Mit leicht zitternden Händen schlitzte ich den Umschlag mit meinem Frühstücksmesser auf und zog einen schweren, protzigen Pergamentbogen heraus.
ERGEBNIS DER ZAUBERERGRAD-PRÜFUNGEN
Bestanden mit den Noten:
Ohnegleichen (O)
Erwartungen übertroffen (E)
Annehmbar (A)
Nicht bestanden mit den Noten:
Mies (M)
Schrecklich (S)
Troll (T)
ADRIENNE SEANORTH hat folgende Noten erlangt:
Alte Runen...................................................................................................................... A
Astronomie...................................................................................................................... E
Geschichte der Zauberei................................................................................................... M
Kräuterkunde................................................................................................................... E
Pflege magischer Geschöpfe.............................................................................................. O
Verteidigung gegen die dunklen Künste............................................................................ O
Verwandlung................................................................................................................... E
Zauberkunst.................................................................................................................... E
Zaubertränke................................................................................................................... O
Aufmerksam las ich das Pergament durch. Besser als erwartet. Das ich in Geschichte der Zauberei durchgefallen war, überraschte mich nicht – immerhin hatte ich die Hälfte der Zeit im Unterricht geschlafen – das ich Alte Runen bestanden hatte, obwohl mir an diesem Tag die Nerven geflattert hatten wie ein Segel auf stürmischer See, hingegen schon. Die anderen Noten waren mehr oder weniger wie erwartet ausgefallen – beim 'O' in Zaubertränke hatte ich allerdings meinen Vater in Verdacht, etwas nachgeholfen zu haben, damit ich seine UTZ-Kurse besuchen konnte – oder er mich dazu verpflichten konnte.

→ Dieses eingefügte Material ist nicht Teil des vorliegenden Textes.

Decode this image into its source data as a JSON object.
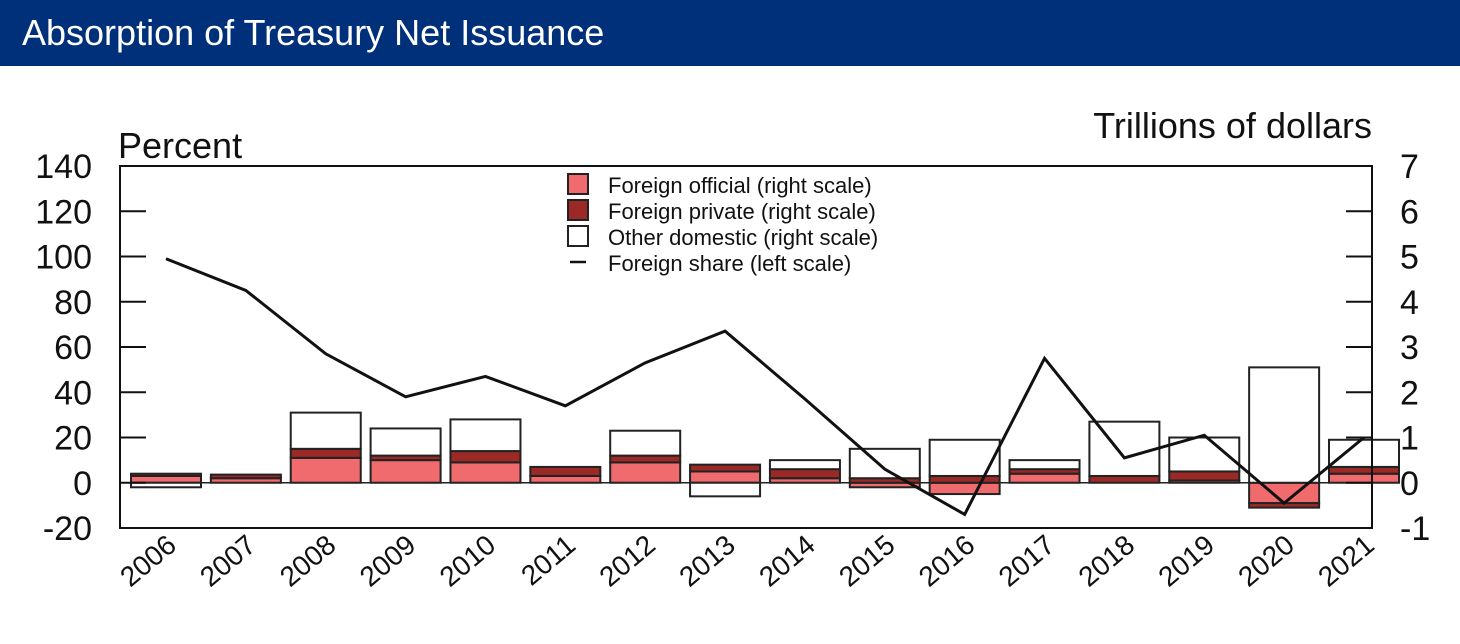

«Drei 'O's!», rief Fred empört aus, der mir über die Schulter gelinst hatte. «Das ist nicht fair! Zumindest der in Pflege magischer Geschöpfe hast du bestimmt nur wegen des Feybluts. Und in Verteidigung haben die Grindelohs dich deswegen in Ruhe gelassen. Und in Zaubetränke hat Snape nachgeholfen, jede Wette.»
«Was habt ihr denn?», fragte ich, um von meinem Zeugnis abzulenken. Vielleicht hatte Fred recht, und die 'O's waren wirklich nicht ganz ehrlich verdient – aber man musste seine Vorteile schliesslich ausnutzen.

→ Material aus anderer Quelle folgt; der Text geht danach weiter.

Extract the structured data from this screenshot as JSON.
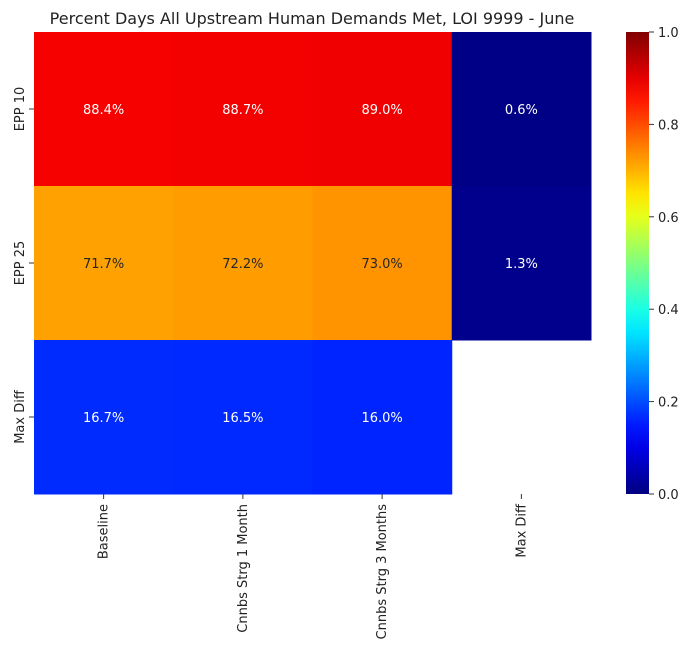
{
  "chart_data": {
    "type": "heatmap",
    "title": "Percent Days All Upstream Human Demands Met, LOI 9999 - June",
    "xlabel": "",
    "ylabel": "",
    "x_categories": [
      "Baseline",
      "Cnnbs Strg 1 Month",
      "Cnnbs Strg 3 Months",
      "Max Diff"
    ],
    "y_categories": [
      "EPP 10",
      "EPP 25",
      "Max Diff"
    ],
    "values": [
      [
        0.884,
        0.887,
        0.89,
        0.006
      ],
      [
        0.717,
        0.722,
        0.73,
        0.013
      ],
      [
        0.167,
        0.165,
        0.16,
        null
      ]
    ],
    "annotations": [
      [
        "88.4%",
        "88.7%",
        "89.0%",
        "0.6%"
      ],
      [
        "71.7%",
        "72.2%",
        "73.0%",
        "1.3%"
      ],
      [
        "16.7%",
        "16.5%",
        "16.0%",
        ""
      ]
    ],
    "colormap": "jet",
    "vmin": 0.0,
    "vmax": 1.0,
    "colorbar_ticks": [
      "0.0",
      "0.2",
      "0.4",
      "0.6",
      "0.8",
      "1.0"
    ],
    "colorbar_tick_values": [
      0.0,
      0.2,
      0.4,
      0.6,
      0.8,
      1.0
    ],
    "grid": false,
    "legend": "colorbar-right"
  }
}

«Hier, zwei absolut vorzeigbare Zeugnisse», meinte Fred und hielt mir stolz die Pergamente von ihm und George entgegen.
«Wir haben uns auf das Wesentliche konzentriert und unsere Kapazitäten sinnvoll aufgeteilt – aber eigentlich hätten sie uns ja in jedem Fach ein 'E' geben müssen, schliesslich sind wir zu den Prüfungen erschienen», erklärte George und brachte Kaspar, Gawain und mich damit zum Lachen.

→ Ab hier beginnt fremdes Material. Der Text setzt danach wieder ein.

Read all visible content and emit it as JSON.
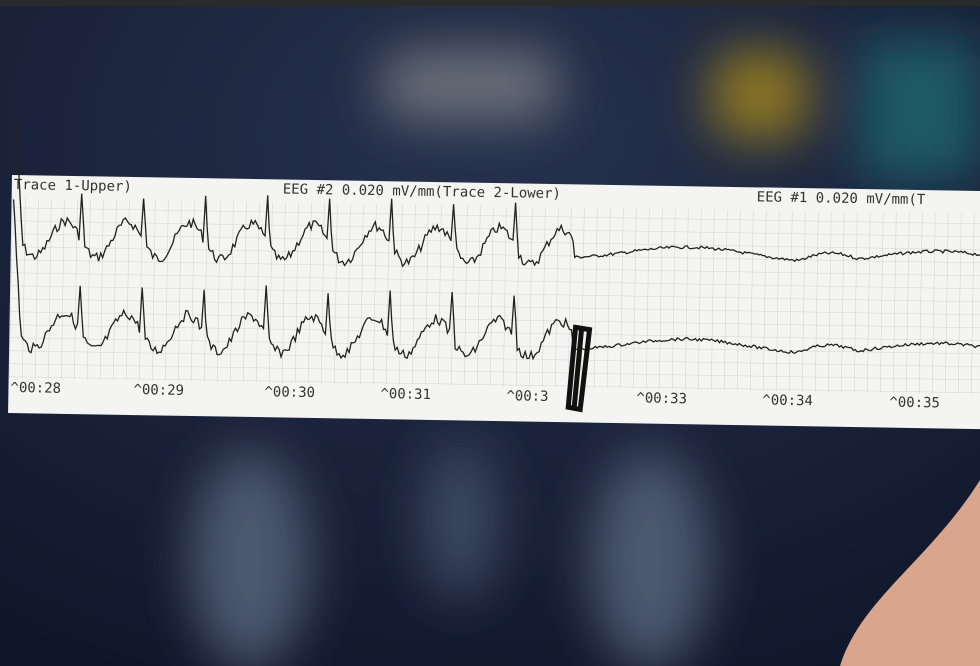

Immer noch kichernd musterte ich die beiden Zeugnisse. Ja, 'auf das Wesentliche konzentriert' und 'unsere Kapazitäten gut aufgeteilt', war durchaus eine passende Beschreibung für die Zeugnisse der Zwillinge. Sie hatten beide zusammen nur sieben Fächer bestanden und das obwohl sie beide keineswegs schlecht in der Schule waren. Fred hatte Verteidigung gegen die dunklen Künste (E), Verwandlung (E) und Zauberkunst (A) bestanden, George Kräuterkunde (E), ebenfalls Verteidigung (E) und Zauberkunst (A) und zu meiner grossen Überraschung Zaubertränke und zwar mit einem 'E'!
«Uns reicht es, wenn jeweils einer von uns den UTZ macht», erklärte George.
«So haben wir genug Zeit, uns ans Erfinden zu machen», fügte Fred spitzbübisch grinsend an. «Deshalb beschäftigen wir uns jetzt intensiv mit Alchemie.»
«Du siehst also, dass wir trotz der wunderschönen Zeugnisse immer noch an Fortbildung interessiert sind – nur einfach auf Fachgebieten unserer Wahl», meinte George.
«Aber ihr seid doch beide viel besser in Zauberkunst als ein 'A'», kommentierte Kaspar, der nun ebenfalls Fred und Georges 'wunderschöne' Zeugnisse begutachtete.
«Aber Flitwick verlangt nur ein 'A' für seine UTZe», erklärte George. «Da fanden wir es sinnvoller, uns intensiver mit anderen Fächern zu beschäftigen.»
«Zeig mal dein Zeugnis, Kaspar», forderte Fred ihn auf und etwas verschämt reichte Kaspar uns das Pergament.
«Alles bestanden!», rief ich verblüfft. «Sogar Geschichte der Zauberei. Wie hast du das denn geschafft?»
Kaspar war es sichtlich unangenehm, so im Mittelpunkt zu stehen. «Nun ja, ich fand, dass ich das, was ich in all diesen Jahrhunderten verpasst habe, einfach wissen sollte.»
«Aha. Und in Muggelkunde also auch», folgerte Fred. «Aber du hättest nicht gleich so rumstrebern müssen, Kaspar. Ein 'O' ist wirklich etwas übertrieben.»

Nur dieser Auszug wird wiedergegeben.